2人の優れた軍師、その子らの活躍が家康に勝利をもたらす
NHK大河ドラマ『どうする家康』でも描かれている、1600年10月21日(慶長5年9月15日)に起きた「関ケ原の戦い」は、わずか半日で決着しました。東軍西軍による天下分け目の合戦で、東軍の黒田長政(くろだながまさ)と竹中重門(たけなかしげかど)が布陣した、戦況を見渡すことのできる「岡山」と呼ばれる丘陵へスーパーカブで訪れました。
【関ケ原の戦い】縦横無尽に暴れた「徳川四天王」たち 本多忠勝、井伊直政の陣跡へ
現地に設置された解説板によると、岡山は標高164mの丘陵で、小早川秀秋(こばやかわひであき)が布陣する松尾山、石田三成(いしだみつなり)の笹尾山、また東山道(中山道)、北国街道などが一望できるため、西軍の動きをはじめとする戦況がよく見渡せたとのことです。
黒田長政と竹中重門は約5千の隊で岡山に布陣、位置的には東軍の最右翼に当たります。重門は当時の関ケ原一体を領有していたため、地の利を生かしていたのだとか。さらに重門は、当初は西軍に属していましたが、徳川四天王の1人、井伊直政(いいなおまさ)の仲介により、東軍へ転じたそうです。
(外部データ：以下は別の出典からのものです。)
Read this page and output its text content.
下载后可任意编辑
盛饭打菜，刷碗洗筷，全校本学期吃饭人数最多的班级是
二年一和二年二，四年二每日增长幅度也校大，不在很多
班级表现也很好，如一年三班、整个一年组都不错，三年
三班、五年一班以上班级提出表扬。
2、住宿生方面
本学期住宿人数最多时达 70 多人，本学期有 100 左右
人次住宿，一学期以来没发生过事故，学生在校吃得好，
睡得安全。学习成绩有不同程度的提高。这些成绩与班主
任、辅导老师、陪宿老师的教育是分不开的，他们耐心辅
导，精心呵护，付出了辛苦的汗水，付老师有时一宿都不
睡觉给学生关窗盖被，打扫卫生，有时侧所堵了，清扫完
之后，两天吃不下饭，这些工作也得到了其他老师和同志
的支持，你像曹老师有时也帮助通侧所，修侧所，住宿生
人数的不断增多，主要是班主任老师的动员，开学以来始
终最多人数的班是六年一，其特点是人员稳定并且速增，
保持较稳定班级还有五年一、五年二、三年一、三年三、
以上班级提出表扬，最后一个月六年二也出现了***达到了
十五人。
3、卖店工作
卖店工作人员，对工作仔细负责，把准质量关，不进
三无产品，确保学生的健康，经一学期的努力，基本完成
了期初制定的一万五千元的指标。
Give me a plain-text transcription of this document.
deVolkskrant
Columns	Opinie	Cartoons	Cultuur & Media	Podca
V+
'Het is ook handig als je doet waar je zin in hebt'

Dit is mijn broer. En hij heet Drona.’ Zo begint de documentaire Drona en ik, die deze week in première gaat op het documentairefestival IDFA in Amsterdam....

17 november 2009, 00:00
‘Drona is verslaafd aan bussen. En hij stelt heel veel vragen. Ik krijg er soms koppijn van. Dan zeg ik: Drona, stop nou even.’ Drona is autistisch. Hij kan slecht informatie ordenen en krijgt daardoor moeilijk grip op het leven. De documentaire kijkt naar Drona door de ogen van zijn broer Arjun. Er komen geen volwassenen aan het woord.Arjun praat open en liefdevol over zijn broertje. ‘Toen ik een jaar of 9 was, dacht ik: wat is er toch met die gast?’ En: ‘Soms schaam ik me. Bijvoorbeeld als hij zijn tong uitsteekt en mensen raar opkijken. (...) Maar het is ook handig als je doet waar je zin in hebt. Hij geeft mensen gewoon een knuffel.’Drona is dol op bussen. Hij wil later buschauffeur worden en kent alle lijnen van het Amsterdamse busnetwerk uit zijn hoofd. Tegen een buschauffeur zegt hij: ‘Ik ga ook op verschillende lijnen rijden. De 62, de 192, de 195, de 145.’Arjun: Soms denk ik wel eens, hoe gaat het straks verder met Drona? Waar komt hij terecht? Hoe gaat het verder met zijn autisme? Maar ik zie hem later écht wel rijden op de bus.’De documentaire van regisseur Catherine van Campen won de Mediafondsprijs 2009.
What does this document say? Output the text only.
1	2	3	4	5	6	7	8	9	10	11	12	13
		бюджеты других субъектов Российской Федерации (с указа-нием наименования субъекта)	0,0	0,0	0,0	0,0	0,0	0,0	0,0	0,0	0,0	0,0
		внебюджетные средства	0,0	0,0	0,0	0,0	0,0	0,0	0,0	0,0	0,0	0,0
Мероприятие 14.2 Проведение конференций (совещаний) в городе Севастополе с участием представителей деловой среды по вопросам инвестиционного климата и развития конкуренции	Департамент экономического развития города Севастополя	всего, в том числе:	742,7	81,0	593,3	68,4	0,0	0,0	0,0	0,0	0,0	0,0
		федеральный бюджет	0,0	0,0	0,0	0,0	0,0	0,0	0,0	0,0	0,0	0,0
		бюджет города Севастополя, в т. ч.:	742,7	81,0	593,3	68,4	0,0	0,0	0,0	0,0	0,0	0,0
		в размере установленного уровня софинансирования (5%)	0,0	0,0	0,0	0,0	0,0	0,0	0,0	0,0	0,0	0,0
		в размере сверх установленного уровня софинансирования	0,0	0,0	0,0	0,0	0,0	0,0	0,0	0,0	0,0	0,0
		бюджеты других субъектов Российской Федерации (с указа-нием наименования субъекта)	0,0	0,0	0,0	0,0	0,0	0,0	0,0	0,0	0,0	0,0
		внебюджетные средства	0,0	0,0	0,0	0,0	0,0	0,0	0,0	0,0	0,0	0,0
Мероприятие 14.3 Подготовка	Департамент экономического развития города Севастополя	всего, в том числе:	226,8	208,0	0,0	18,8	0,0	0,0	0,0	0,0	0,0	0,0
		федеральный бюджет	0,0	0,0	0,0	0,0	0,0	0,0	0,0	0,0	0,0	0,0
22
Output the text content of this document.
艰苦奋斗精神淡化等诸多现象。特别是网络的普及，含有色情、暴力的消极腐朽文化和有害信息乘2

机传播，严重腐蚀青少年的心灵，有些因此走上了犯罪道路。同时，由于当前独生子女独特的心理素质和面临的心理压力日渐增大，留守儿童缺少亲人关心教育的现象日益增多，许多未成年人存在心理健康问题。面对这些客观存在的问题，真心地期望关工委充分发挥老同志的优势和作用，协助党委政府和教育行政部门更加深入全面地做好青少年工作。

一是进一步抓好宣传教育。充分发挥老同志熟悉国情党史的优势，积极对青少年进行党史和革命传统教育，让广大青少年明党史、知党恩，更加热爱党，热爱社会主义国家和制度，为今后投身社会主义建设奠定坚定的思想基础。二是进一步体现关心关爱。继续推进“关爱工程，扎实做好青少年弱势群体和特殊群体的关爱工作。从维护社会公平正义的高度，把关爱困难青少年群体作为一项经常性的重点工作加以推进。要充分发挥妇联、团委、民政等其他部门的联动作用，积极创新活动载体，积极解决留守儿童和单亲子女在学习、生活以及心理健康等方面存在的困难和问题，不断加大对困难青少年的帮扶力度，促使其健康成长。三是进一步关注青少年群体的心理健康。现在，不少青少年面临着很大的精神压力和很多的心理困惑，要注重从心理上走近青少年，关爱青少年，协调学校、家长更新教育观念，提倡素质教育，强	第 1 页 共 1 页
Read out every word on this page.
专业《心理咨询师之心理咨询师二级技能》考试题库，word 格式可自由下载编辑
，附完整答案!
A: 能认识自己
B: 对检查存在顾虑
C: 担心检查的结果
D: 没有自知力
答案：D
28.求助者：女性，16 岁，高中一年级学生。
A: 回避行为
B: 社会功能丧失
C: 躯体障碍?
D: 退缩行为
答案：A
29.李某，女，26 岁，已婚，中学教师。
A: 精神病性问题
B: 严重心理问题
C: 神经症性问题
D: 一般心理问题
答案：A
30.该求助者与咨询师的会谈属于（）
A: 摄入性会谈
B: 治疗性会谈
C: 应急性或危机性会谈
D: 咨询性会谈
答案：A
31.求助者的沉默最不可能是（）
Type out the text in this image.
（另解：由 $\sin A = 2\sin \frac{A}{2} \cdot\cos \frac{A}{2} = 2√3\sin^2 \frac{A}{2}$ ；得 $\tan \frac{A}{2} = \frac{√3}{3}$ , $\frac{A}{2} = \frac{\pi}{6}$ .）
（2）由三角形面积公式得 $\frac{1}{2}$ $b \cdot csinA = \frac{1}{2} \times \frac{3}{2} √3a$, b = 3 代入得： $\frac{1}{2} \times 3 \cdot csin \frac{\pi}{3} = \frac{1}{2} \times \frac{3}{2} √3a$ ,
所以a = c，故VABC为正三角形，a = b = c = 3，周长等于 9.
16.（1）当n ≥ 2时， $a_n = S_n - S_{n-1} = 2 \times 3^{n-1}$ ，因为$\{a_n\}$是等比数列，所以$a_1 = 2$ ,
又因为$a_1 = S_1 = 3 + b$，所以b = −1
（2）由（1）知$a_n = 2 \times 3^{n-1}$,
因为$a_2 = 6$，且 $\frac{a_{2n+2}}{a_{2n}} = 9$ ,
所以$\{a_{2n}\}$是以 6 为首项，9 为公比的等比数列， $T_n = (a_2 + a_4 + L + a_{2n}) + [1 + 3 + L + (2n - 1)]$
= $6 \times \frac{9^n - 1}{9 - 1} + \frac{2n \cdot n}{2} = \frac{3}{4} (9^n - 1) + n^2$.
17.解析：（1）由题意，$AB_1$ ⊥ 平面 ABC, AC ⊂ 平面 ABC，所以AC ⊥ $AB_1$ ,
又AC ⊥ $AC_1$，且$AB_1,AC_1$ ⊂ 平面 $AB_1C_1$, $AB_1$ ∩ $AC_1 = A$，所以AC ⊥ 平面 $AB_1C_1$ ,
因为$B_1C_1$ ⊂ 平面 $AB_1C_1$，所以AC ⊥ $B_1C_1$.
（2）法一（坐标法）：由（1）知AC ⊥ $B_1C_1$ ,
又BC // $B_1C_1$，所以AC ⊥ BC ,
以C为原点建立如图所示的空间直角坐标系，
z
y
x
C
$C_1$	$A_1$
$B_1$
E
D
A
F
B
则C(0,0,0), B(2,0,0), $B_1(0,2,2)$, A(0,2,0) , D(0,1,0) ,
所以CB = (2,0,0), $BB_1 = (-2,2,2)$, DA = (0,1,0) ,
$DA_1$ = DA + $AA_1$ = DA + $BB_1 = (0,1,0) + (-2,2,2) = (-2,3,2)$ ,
午前8時頃に開戦、ここから攻撃の合図の狼煙が上がります。長政と重門は、細川忠興(ほそかわただおき)らと共に三成を攻撃するも、三成の家臣、島左近(しまさこん)の奮闘で幾度も押し返されます。
その様子は以前、TV番組『ブラタモリ』でも解説されていました。それによると、関ケ原は断層地帯にあるため、盆地の周りに起伏の激しい丘陵が多数あり、その裏道を使って笹尾山の北側へ隠密に迂回して左近に接近し、石田隊を側面から攻撃したそうです。
番組では「地形を活かした戦い」として紹介されていました。左近は長政の家臣、管六之助(かんろくのすけ)の銃撃で負傷したと言われています。
正午頃に秀秋が東軍に寝返り、戦況は東軍に有利に進みます。午後2時頃には西軍が総崩れとなり敗走しますが、黒田隊は他の東軍諸隊と共に、踏みとどまっていた石田隊に最後の猛攻を仕掛けて壊滅させます。
東軍勝利の鍵は、家康の調略や秀秋の寝返りなど多々ありますが、石田隊に対して大きなダメージを与えた長政、重門らの活躍も見逃せません。
重門は名軍師として名高い竹中半兵衛(たけなかはんべい)の子です。関ケ原以前から多くの武功を挙げていましたが、この戦いでは西軍から東軍に転じ、西軍の小西行長(こにしゆきなが)を伊吹山山中で捕縛するなどの大功を挙げ、家康からも謝礼を受けるほどの活躍ぶりでした。
長政は、NHK大河ドラマ『軍師官兵衛』で岡田准一さんが主人公を演じた黒田官兵衛の息子です。長政と重門は、元々は幼馴染の関係でした。
共に官兵衛、半兵衛という、ドラマや小説の主人公になるような偉大なカリスマ軍師・武将を父に持ち、その息子達も歴史に残る大活躍を見せたのでした。
両雄が並び立つ「岡山烽火場(おかやまのろしば)」は、それぞれの家紋が誇らしげに風に舞っていました。